The concept of horizontal gene transfer has clearly moved from a quirk seen in certain organisms to a driving force in evolution. All three domains have genetic material clearly derived from other domains.
The human genome contains genes from both archaeans and bacteria, and the genome of one organism thought to be primitive, Thermotoga maritima, was found to be one-quarter borrowed from other organisms.
Woese’s original tree clearly needed to be rethought after the Termotoga results were published. "Carl Woese then decided that with this amount of horizontal transfer, he had to now justify what is a domain," Hartman says. "He set out to look for proteins that were unique to the Archaea, and that was what gave me the idea to look for unique proteins in the eukaryotes. (For Woese’s latest theory, suggesting that horizontal gene transfer is even more important than previously thought, see "On the Evolution of Cells," published electronically by PNAS on June 17, 2001.)

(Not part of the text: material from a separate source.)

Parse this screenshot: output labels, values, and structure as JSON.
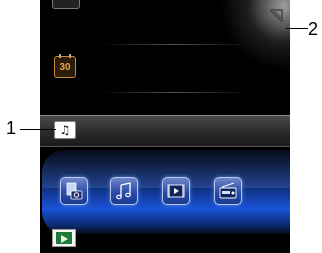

Lipps emphasizes that molecular phylogeny remains a work in progress. "I think the molecular phylogenies need to be adjusted, since they give us a single topology based on a single molecule or part of a molecule. People are trying to do this with more comprehensive trees [combining molecular data] with morphology and with the stratigraphy that we know about. So there’s a lot more to do, and all of this has got to be considered extremely tentative. Everything that’s been proposed, in my mind, is a working hypothesis, which is fine, that’s the way science proceeds. I think it’s an exciting time in this evolutionary biology business because of the convergence of paleontology, molecules and traditional sorts of biological approaches."